'Sliders' Slips Fun Into Time-Travel Formula
March 22, 1995
By Matt Roush
To slide; perchance, to go "Whee!" A jaunty fantasy that's
fit for family consumption, Sliders promises a fun ride, so
long as nobody expects the destination to be very profound.
Don't confuse Sliders' frantic antics with everyday time
travel. And don't be fuddled by the physics-class jabber of a
"multidimensional space-time continuum." All you need to know
is that beefy brainiac Jerry O'Connell has created a gateway
in his San Francisco basement to an infinite number of
Slide through his kaleidoscopic wormhole, and you never
know where you'll pop out. Things might look and sound the
same, but something's always entertainingly askew.

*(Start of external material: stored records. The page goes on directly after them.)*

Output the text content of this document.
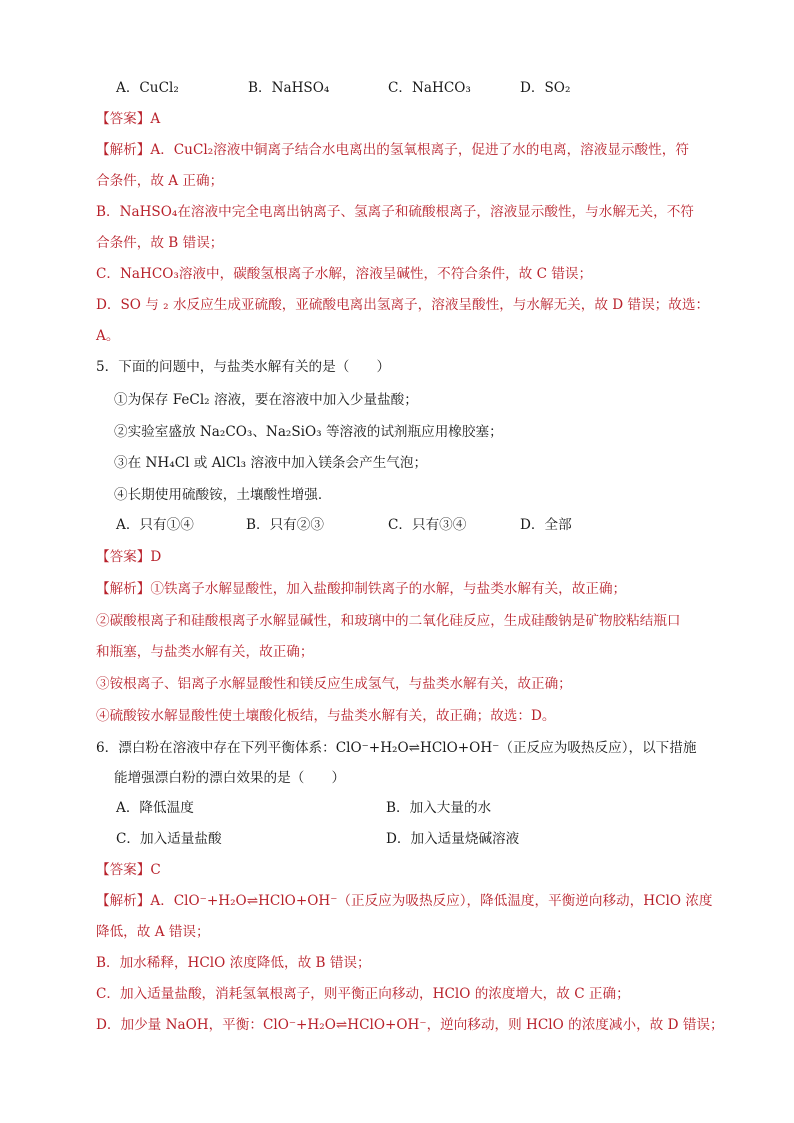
A．CuCl₂	B．NaHSO₄	C．NaHCO₃	D．SO₂
【答案】A
【解析】A．CuCl₂溶液中铜离子结合水电离出的氢氧根离子，促进了水的电离，溶液显示酸性，符
合条件，故 A 正确；
B．NaHSO₄在溶液中完全电离出钠离子、氢离子和硫酸根离子，溶液显示酸性，与水解无关，不符
合条件，故 B 错误；
C．NaHCO₃溶液中，碳酸氢根离子水解，溶液呈碱性，不符合条件，故 C 错误；
D．SO 与 ₂ 水反应生成亚硫酸，亚硫酸电离出氢离子，溶液呈酸性，与水解无关，故 D 错误；故选：
A。
5．下面的问题中，与盐类水解有关的是（　　）
①为保存 FeCl₂ 溶液，要在溶液中加入少量盐酸；
②实验室盛放 Na₂CO₃、Na₂SiO₃ 等溶液的试剂瓶应用橡胶塞；
③在 NH₄Cl 或 AlCl₃ 溶液中加入镁条会产生气泡；
④长期使用硫酸铵，土壤酸性增强．
A．只有①④	B．只有②③	C．只有③④	D．全部
【答案】D
【解析】①铁离子水解显酸性，加入盐酸抑制铁离子的水解，与盐类水解有关，故正确；
②碳酸根离子和硅酸根离子水解显碱性，和玻璃中的二氧化硅反应，生成硅酸钠是矿物胶粘结瓶口
和瓶塞，与盐类水解有关，故正确；
③铵根离子、铝离子水解显酸性和镁反应生成氢气，与盐类水解有关，故正确；
④硫酸铵水解显酸性使土壤酸化板结，与盐类水解有关，故正确；故选：D。
6．漂白粉在溶液中存在下列平衡体系：ClO⁻+H₂O⇌HClO+OH⁻（正反应为吸热反应），以下措施
能增强漂白粉的漂白效果的是（　　）
A．降低温度	B．加入大量的水
C．加入适量盐酸	D．加入适量烧碱溶液
【答案】C
【解析】A．ClO⁻+H₂O⇌HClO+OH⁻（正反应为吸热反应），降低温度，平衡逆向移动，HClO 浓度
降低，故 A 错误；
B．加水稀释，HClO 浓度降低，故 B 错误；
C．加入适量盐酸，消耗氢氧根离子，则平衡正向移动，HClO 的浓度增大，故 C 正确；
D．加少量 NaOH，平衡：ClO⁻+H₂O⇌HClO+OH⁻，逆向移动，则 HClO 的浓度减小，故 D 错误；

Red lights mean "go." Immigrants flood into Mexico. Elvis
lives. The Cold War went the other way. In short: "Same
planet, different dimension."
In the familiar genre tradition of Quantum Leap and Star
Trek: Voyager, all the heroes want is to get back home, to
the real Earth. If Fox lets them, that could take years -
years of topsy-turvy misadventures executed with a puckish
lack of pretension. That contrasts with the self-important
weekly headache of VR 5.
In tonight's two-hour pilot, much of the story is a rescue
plot set in a Soviet-run USA, where The People's Court is
overseen by "Commissar" Wapner and PBS fund-raising can get
sinister: "Pledge, or else. We know who you are."
Cute, until the action intensifies into clumsy carnage.
O'Connell, unrecognizable from the pint-size pudge of
Stand by Me, is among Fox's more affable heartthrobs, matched
nicely by Sabrina Lloyd as his best pal, who harbors a crush.
Less agreeable are the stock supporting characters, broadly
played: John Rhys-Davies as a pompous prof and Cleavant
Derricks as an R&B singer who lives up to his "Crying Man"
nickname. They will either tickle or irritate you.
As for Sliders: If you're game, it will transport you.